The Purpose Behind the Strategy
Being able to externalize the worried thoughts by placing the “blame” on this character can be very helpful for many children and can help reduce feelings of shame when they know their thoughts are not rational.
Since I wrote my book I have changed how I approach this, however. Instead of seeing this voice in our head as a “bully” I now call it a “buddy.”
Why did I make this change?
A More Compassionate Approach
First, I find this to be a more self-compassionate approach. While both the “bully” and “buddy” approaches help externalize the anxious feelings, it’s a character that lives within us and it’s not very comforting to think of a natural reaction that we cannot fully eliminate as a “bully.”
In addition, I think it makes more sense when you consider our neurological responses to anxiety. An anxiety response is normal and no one is completely free from worry. We wouldn’t want to be; it protects us and we should see it as a friend. Instead of trying to extinguish a “bully”, we can see this protective mechanism as something that needs support instead of elimination.
How to Introduce a Worry Buddy
You can explain that the Worry Buddy is a part of our brain that everyone has. This part helps keep us safe from things that are dangerous. It's an important part of us.
But, the Worry Buddy can also take its job too seriously and may work too hard. It will find dangers where there aren’t any. So, we need to teach it to learn when there is a actually danger and when there is not.
After you explain it, have the child draw what their Worry Buddy looks like.
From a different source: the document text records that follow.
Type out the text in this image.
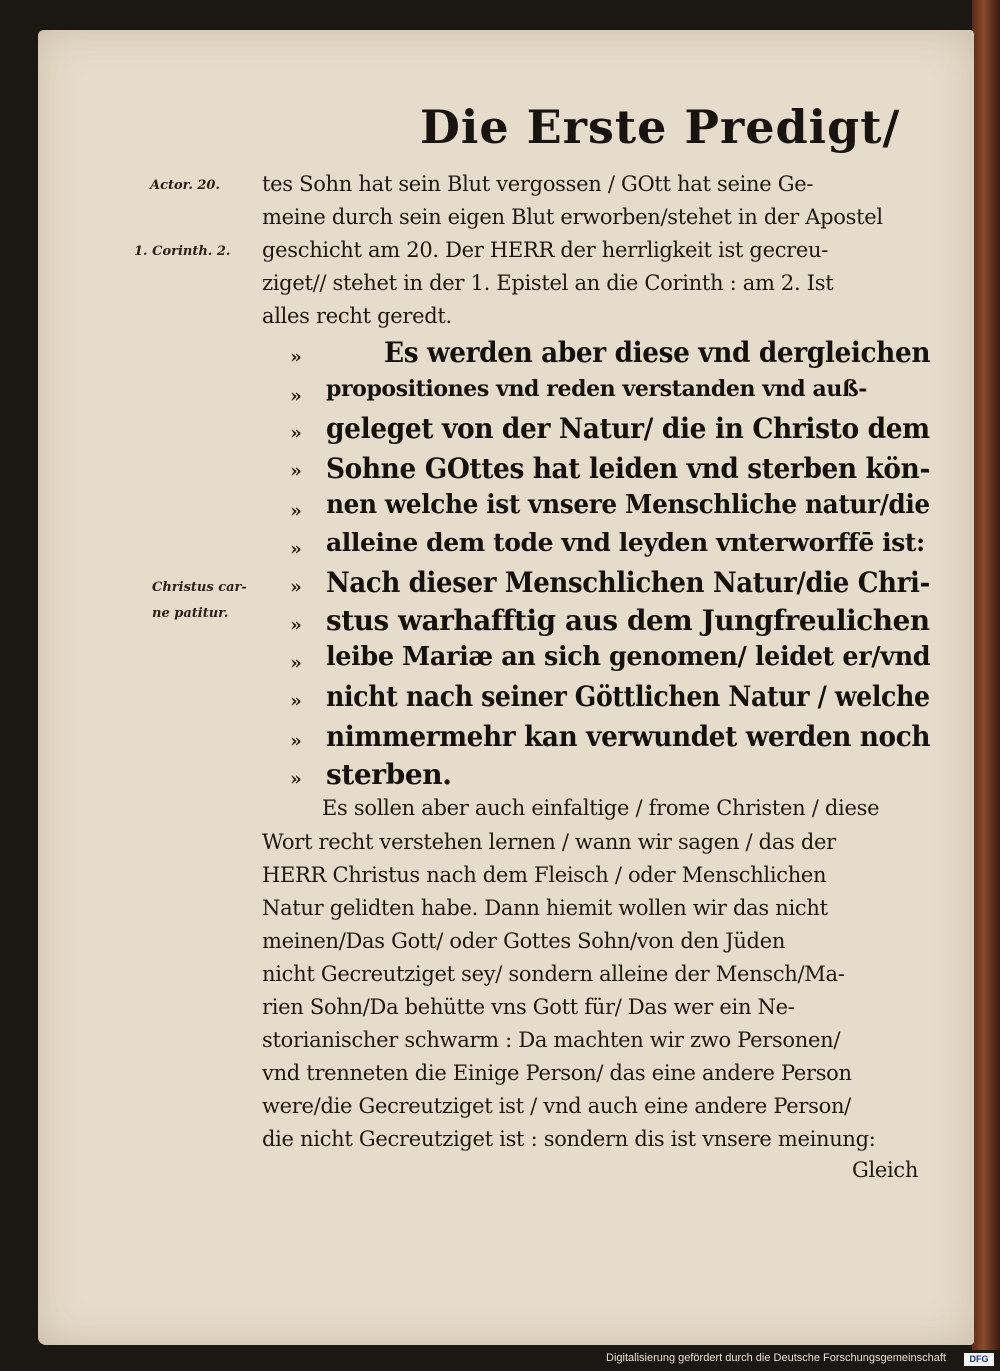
Die Erste Predigt/
Actor. 20.
1. Corinth. 2.
Christus car-
ne patitur.
tes Sohn hat sein Blut vergossen / GOtt hat seine Ge-
meine durch sein eigen Blut erworben/stehet in der Apostel
geschicht am 20. Der HERR der herrligkeit ist gecreu-
ziget// stehet in der 1. Epistel an die Corinth : am 2. Ist
alles recht geredt.
»
»
»
»
»
»
»
»
»
»
»
»
Es werden aber diese vnd dergleichen
propositiones vnd reden verstanden vnd auß-
geleget von der Natur/ die in Christo dem
Sohne GOttes hat leiden vnd sterben kön-
nen welche ist vnsere Menschliche natur/die
alleine dem tode vnd leyden vnterworffē ist:
Nach dieser Menschlichen Natur/die Chri-
stus warhafftig aus dem Jungfreulichen
leibe Mariæ an sich genomen/ leidet er/vnd
nicht nach seiner Göttlichen Natur / welche
nimmermehr kan verwundet werden noch
sterben.
Es sollen aber auch einfaltige / frome Christen / diese
Wort recht verstehen lernen / wann wir sagen / das der
HERR Christus nach dem Fleisch / oder Menschlichen
Natur gelidten habe. Dann hiemit wollen wir das nicht
meinen/Das Gott/ oder Gottes Sohn/von den Jüden
nicht Gecreutziget sey/ sondern alleine der Mensch/Ma-
rien Sohn/Da behütte vns Gott für/ Das wer ein Ne-
storianischer schwarm : Da machten wir zwo Personen/
vnd trenneten die Einige Person/ das eine andere Person
were/die Gecreutziget ist / vnd auch eine andere Person/
die nicht Gecreutziget ist : sondern dis ist vnsere meinung:
Gleich
Digitalisierung gefördert durch die Deutsche Forschungsgemeinschaft	DFG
Below you can download a one page sheet that gives a space for children to draw their Worry Buddy. It includes a short description of who the Worry Buddy is. I would also have them give their Worry Buddy a name. I usually draw mine too because I think it helps reinforce that this is something everyone has.
How to Implement the Worry Buddy Strategy
When you are working on this with children and they have anxious thoughts you can explore strategies to calm the Worry Buddy.
You can talk silly to the Worry Buddy (“you are working too hard again!”) and/or have the child do that. Before trying something challenging this can be especially helpful if the child is regulated enough (i.e., not in fight, flight, or freeze mode).
Try this approach and see what you think.